Studio e calcio, le italiane che vivono il sogno americano.

Beatrice Abati, Centrocampista ETSU

L’America, una terra dalle innumerevoli possibilità che seppur con i propri difetti sa farsi desiderare e amare dal mondo intero. Chiunque, almeno una volta nella vita, ha sognato di camminare sulle coste stupende Californiane oppure di girare per il centro di New York. Ma c’è chi quel sogno lo vive attraverso lo sport e lo studio, più precisamente calciatrici che dall’Italia e non solo lasciano casa per vivere un’esperienza incredibile ed indimenticabile.

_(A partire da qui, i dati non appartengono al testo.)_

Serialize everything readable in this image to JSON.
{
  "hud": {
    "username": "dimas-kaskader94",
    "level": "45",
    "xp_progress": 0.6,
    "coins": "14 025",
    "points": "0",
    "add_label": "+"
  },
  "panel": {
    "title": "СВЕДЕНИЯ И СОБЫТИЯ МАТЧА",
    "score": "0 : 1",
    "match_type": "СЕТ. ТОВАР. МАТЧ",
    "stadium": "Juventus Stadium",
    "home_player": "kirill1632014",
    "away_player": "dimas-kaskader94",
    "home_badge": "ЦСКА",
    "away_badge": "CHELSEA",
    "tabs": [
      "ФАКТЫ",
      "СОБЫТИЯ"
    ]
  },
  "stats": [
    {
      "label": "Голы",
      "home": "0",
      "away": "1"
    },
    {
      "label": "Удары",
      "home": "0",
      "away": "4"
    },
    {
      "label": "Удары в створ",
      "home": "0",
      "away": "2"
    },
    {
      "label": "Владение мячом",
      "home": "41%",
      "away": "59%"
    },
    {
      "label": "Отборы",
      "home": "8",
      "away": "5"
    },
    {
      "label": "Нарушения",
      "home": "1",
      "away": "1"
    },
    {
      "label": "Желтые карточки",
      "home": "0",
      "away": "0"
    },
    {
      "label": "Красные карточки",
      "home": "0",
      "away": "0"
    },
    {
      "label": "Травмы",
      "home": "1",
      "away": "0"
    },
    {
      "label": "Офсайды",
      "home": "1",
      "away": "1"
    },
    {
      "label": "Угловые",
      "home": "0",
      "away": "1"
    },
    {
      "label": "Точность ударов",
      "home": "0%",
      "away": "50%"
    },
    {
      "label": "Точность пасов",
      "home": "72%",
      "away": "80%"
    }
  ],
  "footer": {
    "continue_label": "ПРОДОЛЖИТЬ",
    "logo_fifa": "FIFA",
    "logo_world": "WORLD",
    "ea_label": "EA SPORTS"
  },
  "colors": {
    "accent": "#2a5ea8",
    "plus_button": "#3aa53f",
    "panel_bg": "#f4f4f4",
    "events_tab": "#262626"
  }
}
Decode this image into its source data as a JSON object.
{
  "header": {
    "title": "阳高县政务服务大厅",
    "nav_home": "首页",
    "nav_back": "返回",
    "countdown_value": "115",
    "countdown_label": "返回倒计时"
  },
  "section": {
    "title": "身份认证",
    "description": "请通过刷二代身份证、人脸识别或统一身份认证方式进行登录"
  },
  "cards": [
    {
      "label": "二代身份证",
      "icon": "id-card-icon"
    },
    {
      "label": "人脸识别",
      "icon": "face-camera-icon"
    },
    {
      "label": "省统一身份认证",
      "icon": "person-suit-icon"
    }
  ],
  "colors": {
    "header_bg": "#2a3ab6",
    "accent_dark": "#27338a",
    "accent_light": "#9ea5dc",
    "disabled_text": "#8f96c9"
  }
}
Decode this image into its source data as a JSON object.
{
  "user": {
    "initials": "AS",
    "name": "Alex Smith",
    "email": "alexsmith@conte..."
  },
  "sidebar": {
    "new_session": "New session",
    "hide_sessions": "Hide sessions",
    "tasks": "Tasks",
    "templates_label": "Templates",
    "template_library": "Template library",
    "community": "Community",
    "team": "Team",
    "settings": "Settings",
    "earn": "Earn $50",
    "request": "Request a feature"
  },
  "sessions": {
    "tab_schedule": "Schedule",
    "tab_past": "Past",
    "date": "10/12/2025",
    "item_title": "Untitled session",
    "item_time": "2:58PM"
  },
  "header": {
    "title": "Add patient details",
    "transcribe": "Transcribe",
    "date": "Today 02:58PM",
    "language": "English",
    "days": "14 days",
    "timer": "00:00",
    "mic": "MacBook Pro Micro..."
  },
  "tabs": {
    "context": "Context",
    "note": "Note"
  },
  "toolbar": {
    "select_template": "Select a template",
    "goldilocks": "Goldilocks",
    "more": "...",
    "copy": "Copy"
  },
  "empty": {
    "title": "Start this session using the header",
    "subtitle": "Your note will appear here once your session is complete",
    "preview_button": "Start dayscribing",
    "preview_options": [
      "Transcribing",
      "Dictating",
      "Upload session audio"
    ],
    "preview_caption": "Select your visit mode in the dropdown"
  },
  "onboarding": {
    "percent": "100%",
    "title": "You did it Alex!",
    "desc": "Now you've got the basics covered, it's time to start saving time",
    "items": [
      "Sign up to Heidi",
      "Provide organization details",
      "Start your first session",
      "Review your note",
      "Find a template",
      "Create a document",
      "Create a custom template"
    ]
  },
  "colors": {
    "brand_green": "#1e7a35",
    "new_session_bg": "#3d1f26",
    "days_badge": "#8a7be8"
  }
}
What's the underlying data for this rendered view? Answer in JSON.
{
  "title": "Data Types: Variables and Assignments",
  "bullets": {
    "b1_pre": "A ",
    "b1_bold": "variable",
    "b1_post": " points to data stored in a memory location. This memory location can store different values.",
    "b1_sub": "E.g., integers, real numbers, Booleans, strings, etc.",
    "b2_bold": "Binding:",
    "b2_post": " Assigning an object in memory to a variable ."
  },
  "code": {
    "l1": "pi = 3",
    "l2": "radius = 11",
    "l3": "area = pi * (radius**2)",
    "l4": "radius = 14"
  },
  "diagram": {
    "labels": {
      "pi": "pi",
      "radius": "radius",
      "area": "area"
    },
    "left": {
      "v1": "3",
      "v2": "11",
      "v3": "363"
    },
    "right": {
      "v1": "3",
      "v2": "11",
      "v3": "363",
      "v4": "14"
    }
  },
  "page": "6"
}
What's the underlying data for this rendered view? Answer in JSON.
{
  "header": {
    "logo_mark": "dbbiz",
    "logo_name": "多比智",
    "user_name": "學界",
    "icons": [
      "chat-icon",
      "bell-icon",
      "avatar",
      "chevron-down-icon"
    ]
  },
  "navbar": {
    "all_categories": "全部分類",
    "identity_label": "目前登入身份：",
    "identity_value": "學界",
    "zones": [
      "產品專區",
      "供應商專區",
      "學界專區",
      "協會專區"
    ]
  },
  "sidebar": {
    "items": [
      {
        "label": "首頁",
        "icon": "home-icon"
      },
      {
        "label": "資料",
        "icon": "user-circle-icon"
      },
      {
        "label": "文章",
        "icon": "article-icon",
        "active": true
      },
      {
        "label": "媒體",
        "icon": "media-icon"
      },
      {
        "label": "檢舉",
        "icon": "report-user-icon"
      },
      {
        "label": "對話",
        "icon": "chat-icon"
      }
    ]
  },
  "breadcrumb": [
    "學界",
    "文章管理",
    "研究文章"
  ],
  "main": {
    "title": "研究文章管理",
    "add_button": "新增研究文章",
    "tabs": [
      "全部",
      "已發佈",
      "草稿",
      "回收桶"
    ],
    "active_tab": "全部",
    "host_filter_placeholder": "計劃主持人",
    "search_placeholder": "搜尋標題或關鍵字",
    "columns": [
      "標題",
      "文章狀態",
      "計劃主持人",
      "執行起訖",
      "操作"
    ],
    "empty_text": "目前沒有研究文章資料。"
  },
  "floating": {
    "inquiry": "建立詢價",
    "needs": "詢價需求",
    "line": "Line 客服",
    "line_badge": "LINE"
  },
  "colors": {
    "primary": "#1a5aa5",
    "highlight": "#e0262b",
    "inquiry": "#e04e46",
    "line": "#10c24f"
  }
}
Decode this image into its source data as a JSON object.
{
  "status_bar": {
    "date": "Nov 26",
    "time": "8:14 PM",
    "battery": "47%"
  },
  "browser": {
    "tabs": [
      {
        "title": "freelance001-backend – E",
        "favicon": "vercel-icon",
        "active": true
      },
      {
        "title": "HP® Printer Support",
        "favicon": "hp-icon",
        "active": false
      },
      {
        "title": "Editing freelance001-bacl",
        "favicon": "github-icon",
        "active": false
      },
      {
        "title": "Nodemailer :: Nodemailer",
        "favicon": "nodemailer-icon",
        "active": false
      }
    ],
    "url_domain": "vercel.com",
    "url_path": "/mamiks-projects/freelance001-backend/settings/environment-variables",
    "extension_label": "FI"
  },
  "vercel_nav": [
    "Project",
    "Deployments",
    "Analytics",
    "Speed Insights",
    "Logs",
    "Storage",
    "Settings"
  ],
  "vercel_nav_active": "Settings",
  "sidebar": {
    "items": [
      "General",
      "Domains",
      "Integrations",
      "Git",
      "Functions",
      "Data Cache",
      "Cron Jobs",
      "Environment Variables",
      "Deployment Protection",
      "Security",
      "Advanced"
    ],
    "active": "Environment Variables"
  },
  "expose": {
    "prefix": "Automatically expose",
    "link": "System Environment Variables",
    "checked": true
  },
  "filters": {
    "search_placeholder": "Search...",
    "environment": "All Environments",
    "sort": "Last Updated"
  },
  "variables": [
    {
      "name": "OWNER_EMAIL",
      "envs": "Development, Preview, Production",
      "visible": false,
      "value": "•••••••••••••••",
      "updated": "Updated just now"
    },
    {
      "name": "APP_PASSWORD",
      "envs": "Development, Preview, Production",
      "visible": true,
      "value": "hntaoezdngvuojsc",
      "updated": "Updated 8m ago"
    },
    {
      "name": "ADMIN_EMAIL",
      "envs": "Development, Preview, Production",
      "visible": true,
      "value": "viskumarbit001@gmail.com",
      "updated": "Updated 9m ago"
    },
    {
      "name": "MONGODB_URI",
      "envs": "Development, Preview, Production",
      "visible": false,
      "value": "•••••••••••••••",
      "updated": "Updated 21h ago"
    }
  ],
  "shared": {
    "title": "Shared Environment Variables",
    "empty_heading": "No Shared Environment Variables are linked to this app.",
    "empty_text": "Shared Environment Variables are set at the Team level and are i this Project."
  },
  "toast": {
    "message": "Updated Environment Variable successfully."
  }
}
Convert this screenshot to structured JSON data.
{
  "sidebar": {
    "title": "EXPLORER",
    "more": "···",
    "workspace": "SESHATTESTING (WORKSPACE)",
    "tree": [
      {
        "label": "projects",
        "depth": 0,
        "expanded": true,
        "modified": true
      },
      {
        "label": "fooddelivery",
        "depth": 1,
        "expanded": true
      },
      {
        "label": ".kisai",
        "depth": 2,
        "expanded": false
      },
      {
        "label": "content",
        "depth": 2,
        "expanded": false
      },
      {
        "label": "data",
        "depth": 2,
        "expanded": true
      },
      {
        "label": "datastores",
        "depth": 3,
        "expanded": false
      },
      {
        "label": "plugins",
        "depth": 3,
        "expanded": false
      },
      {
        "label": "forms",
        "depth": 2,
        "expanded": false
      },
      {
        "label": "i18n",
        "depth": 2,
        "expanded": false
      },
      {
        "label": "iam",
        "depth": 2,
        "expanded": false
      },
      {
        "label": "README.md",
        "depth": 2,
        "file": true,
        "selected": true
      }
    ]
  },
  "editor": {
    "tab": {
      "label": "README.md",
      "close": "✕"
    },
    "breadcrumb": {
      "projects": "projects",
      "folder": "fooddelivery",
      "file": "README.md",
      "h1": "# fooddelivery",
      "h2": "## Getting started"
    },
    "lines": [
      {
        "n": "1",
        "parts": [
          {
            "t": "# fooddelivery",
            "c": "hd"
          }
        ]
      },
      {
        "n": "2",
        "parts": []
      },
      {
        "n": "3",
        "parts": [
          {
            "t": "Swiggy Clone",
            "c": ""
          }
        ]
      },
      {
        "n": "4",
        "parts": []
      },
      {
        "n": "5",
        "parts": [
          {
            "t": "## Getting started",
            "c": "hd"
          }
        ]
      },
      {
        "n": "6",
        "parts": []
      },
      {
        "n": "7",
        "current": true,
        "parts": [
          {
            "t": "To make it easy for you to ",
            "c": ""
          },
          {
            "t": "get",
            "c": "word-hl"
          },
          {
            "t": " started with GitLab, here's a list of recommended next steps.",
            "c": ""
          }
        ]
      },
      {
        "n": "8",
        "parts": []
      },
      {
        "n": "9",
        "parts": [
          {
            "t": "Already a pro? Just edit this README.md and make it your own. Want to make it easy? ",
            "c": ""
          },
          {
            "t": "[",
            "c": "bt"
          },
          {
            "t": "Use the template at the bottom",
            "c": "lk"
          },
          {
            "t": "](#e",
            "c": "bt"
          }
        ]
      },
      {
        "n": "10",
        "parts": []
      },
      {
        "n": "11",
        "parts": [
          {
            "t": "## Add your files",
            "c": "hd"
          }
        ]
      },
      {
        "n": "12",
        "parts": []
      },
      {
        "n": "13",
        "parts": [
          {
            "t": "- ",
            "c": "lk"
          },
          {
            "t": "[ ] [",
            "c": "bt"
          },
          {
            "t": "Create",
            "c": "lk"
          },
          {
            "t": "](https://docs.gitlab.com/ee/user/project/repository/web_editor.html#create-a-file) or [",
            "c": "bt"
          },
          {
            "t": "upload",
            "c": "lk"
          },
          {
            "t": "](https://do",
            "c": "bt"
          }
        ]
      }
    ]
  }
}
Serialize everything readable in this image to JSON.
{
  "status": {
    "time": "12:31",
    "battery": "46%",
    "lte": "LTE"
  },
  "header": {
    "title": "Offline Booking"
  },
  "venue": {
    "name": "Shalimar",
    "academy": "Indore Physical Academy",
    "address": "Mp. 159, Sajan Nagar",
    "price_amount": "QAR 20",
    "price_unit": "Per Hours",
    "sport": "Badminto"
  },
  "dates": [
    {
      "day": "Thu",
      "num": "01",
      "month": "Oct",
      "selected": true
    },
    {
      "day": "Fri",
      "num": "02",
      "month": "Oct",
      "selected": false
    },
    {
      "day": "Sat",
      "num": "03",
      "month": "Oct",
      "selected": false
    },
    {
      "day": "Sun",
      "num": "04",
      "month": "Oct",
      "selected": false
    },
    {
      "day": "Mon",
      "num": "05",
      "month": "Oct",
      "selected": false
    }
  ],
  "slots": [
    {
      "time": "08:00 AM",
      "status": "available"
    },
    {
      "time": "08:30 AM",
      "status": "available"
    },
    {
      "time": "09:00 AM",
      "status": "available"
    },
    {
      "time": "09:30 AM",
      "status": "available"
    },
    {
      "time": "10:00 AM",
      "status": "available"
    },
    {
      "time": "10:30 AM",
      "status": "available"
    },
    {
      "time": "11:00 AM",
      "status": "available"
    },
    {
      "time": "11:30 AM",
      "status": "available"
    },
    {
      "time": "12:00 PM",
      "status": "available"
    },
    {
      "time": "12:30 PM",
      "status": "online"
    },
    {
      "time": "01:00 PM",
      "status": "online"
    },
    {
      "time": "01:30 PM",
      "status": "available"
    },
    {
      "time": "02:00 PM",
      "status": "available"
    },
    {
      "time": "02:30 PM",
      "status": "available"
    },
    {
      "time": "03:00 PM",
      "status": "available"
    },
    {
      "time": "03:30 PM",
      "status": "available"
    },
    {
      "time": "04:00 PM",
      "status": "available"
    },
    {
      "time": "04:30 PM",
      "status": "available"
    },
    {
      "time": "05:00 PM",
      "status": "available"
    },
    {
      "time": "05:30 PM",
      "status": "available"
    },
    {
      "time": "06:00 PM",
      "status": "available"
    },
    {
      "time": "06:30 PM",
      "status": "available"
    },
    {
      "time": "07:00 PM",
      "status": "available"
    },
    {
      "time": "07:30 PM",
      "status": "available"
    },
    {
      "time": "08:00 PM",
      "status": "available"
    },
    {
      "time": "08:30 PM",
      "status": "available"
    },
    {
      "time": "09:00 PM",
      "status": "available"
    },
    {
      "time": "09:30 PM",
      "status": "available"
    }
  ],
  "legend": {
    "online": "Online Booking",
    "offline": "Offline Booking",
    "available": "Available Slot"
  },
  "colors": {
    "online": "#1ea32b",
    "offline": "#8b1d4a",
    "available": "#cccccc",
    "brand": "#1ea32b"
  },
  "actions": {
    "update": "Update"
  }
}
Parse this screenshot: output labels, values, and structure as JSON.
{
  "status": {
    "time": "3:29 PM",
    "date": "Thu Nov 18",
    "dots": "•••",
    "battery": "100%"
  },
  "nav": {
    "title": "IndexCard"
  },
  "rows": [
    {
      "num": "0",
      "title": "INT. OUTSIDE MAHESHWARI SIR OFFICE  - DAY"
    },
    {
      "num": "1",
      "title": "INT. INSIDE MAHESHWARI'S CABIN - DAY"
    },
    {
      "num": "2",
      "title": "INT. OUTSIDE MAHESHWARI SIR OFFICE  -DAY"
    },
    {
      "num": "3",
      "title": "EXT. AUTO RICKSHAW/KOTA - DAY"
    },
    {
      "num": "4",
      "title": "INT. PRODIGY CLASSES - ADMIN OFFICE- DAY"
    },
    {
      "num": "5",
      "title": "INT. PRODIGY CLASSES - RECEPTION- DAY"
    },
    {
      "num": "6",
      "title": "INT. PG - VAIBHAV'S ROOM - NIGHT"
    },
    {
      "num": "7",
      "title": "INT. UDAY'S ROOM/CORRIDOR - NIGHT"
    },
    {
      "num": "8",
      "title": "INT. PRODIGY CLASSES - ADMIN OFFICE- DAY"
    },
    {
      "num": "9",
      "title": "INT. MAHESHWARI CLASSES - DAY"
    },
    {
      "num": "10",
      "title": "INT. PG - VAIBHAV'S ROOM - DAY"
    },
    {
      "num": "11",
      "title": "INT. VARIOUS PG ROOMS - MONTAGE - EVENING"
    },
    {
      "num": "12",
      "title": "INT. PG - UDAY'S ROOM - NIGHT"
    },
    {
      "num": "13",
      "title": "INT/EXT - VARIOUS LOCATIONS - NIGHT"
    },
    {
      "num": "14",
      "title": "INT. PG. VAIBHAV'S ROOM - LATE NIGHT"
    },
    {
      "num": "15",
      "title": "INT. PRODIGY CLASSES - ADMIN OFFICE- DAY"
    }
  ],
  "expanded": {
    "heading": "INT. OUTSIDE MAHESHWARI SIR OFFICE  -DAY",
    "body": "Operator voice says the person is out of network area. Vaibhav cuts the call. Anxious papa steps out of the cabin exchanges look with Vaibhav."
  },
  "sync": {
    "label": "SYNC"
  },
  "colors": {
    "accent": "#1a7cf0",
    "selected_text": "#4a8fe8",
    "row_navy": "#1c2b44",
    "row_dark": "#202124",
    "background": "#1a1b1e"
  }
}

In questo secondo appuntamento, ai microfoni del Quotidiano On Line, si racconta Beatrice Abati, centrocampista della East Tennessee State University (ETSU), classe 1997.

Beatrice benvenuta, Ti ricordi il tuo primo calcio al pallone?

Ho iniziato a giocare a calcio in casa e all’oratorio grazie a mio fratello Alessandro che è tre anni più grande di me. La casa si trasformava in campi da gioco con sedie o ciabatte come porte.

La prima squadra in cui ho iniziato a giocare è stata quella dell’oratorio della mia città in quinta elementare. Da lì, poi, mi sono appassionata e non ho più smesso.

In che ruolo giochi?

Sono un centrocampista centrale, posso giocare sia come mediano che come mezz’ala.

Hai un calciatore preferito o ti ispiri a qualche d’uno?

Si, il mio calciatore preferito è Claudio Marchisio. Da piccola il mio calciatore preferito era Pavel Nedved.

Il ricordo più bello legato ad una partita?

Sicuramente uno dei ricordi più belli è stato giocare il Mondiale in Costa Rica con l’Under 17 e arrivare terze. È stata un’emozione stupenda e unica. Lo stadio era sempre pieno di tifosi.

Negli Stati Uniti, il ricordo più bello è relativo ad una partita giocata lo scorso campionato, quando ho segnato dopo pochi minuti contro una squadra che è la nostra più grande rivale.

Come sei venuta a conoscenza della possibilità di poter partire per l’esperienza negli Stati Uniti?

Negli USA tutte le università tengono in grande considerazione gli sport ed hanno atleti in molte discipline.

L’allenatore della squadra di calcio femminile della ETSU mi ha contattato dopo avermi visto giocare per la Nazionale italiana e mi ha offerto questa opportunità.

Com’è stato il primo impatto con la realtà statunitense?

Il primo impatto con la realtà statunitense è stato abbastanza difficile, soprattutto dal punto di vista della lingua e della lontananza dalla famiglia. Poi, però, in poco tempo mi sono abituata, soprattutto grazie alle altre ragazze italiane che erano già là.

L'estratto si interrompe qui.